The graduate will play a key role in coordinating a steering group to lead the development of the new PowerHouse research, development and education facility, which is to be housed at Tern House, on Alness Point Business Park.
They will work with partners, including facility hosts North Highland College UHI, NMIS, SDS and the Opportunity Cromarty Firth consortium to highlight gaps in current research and develop new joint research studies to accelerate and improve floating offshore wind and green hydrogen technologies. As well as collaborating with various academic partners to deliver Continuing Professional Development (CPD), further education, higher education and STEM level course materials and resources.
The PowerHouse will act as a specialist educational hub to provide field studies and modules on these technologies for school children, students and workers interested in the renewable energy sectors, throughout the Highlands and beyond, to ensure people across the region have the skills and experience to take advantage of these nationally significant projects being constructed in the region.
It is one of five interlinked projects central to Opportunity Cromarty Firth’s commitment to ensuring the Cromarty Firth becomes a strategic national renewable energy hub, supporting the rapid expansion in renewable projects off Scotland’s shores, with offshore wind and floating offshore wind predicted to be valued at as much as £26 billion over the next 50 years.
John Reid, chief executive of the National Manufacturing Institute Scotland said: “We are delighted to be able to support this post through our graduate training scheme to help accelerate the work of the PowerHouse in enabling Scotland to capitalise on the significant opportunities from the multi-billion pound offshore wind construction projects being installed off the north and east coasts.
“The National Manufacturing Institute Scotland is all about the future of manufacturing in Scotland and skilled people are vital to us transforming the sector post-pandemic.

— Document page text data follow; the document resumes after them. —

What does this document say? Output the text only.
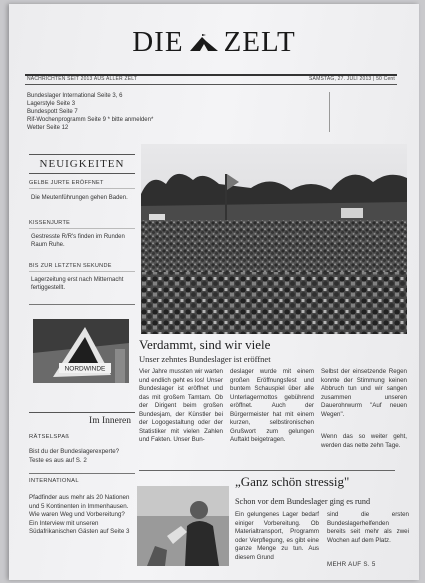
DIE ZELT
NACHRICHTEN SEIT 2013 AUS ALLER ZELT	SAMSTAG, 27. JULI 2013 | 50 Cent
Bundeslager International Seite 3, 6
Lagerstyle Seite 3
Bundespott Seite 7
Rif-Wochenprogramm Seite 9 * bitte anmelden*
Wetter Seite 12
NEUIGKEITEN
GELBE JURTE ERÖFFNET
Die Meutenführungen gehen Baden.
KISSENJURTE
Gestresste R/R's finden im Runden Raum Ruhe.
BIS ZUR LETZTEN SEKUNDE
Lagerzeitung erst nach Mitternacht fertiggestellt.
NORDWINDE
Verdammt, sind wir viele
Unser zehntes Bundeslager ist eröffnet
Vier Jahre mussten wir warten und endlich geht es los! Unser Bundeslager ist eröffnet und das mit großem Tamtam. Ob der Dirigent beim großen Bundesjam, der Künstler bei der Logogestaltung oder der Statistiker mit vielen Zahlen und Fakten. Unser Bun-
deslager wurde mit einem großen Eröffnungsfest und buntem Schauspiel über alle Unterlagermottos gebührend eröffnet. Auch der Bürgermeister hat mit einem kurzen, selbstironischen Grußwort zum gelungen Auftakt beigetragen.
Selbst der einsetzende Regen konnte der Stimmung keinen Abbruch tun und wir sangen zusammen unseren Dauerohrwurm "Auf neuen Wegen".
Wenn das so weiter geht, werden das nette zehn Tage.
Im Inneren
RÄTSELSPAß
Bist du der Bundeslagerexperte? Teste es aus auf S. 2
INTERNATIONAL
Pfadfinder aus mehr als 20 Nationen und 5 Kontinenten in Immenhausen. Wie waren Weg und Vorbereitung? Ein Interview mit unseren Südafrikanischen Gästen auf Seite 3
„Ganz schön stressig"
Schon vor dem Bundeslager ging es rund
Ein gelungenes Lager bedarf einiger Vorbereitung. Ob Materialtransport, Programm oder Verpflegung, es gibt eine ganze Menge zu tun. Aus diesem Grund
sind die ersten Bundeslagerhelfenden bereits seit mehr als zwei Wochen auf dem Platz.
MEHR AUF S. 5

Through our NTTF-funded Manufacturing Skills Academy programmes, we are providing people with opportunities to work with our engineers and researchers as well as manufacturers and organisations in growth areas of the economy such as net-zero.”
Dr Gary Campbell, University of the Highlands and Islands’ vice-principal for strategic developments, said: “We very much welcome the opportunity to collaborate with the National Manufacturing Institute Scotland in the PowerHouse and look forward to hosting an engineering graduate at North Highland College UHI’s campus in Alness. The University of the Highlands and Islands sees tremendous potential in the PowerHouse, which will have research and development collaboration between academia and industry at its heart.”
Bob Buskie, chief executive of the Port of Cromarty Firth, speaking on behalf of Opportunity Cromarty Firth, said: “This engineering graduate role will be the first of many that will benefit from the significant opportunities that renewable energy projects will bring to the Highland region over the coming decades. This region is at the epicentre of Scotland’s largest infrastructure construction programme for the next twenty years
“By beginning the work of the PowerHouse, the successful candidate will pave the way for a global centre of excellence which will train the highly-skilled workforce of tomorrow, from apprentices to fully-qualified technical engineers, so they can capitalise on the 50-year pipeline of work that the renewables revolution will bring to Scotland. They will also help build the technology and expertise that Scottish people and businesses will export to other countries as they decarbonise their own economies; providing export opportunities for many decades to come.”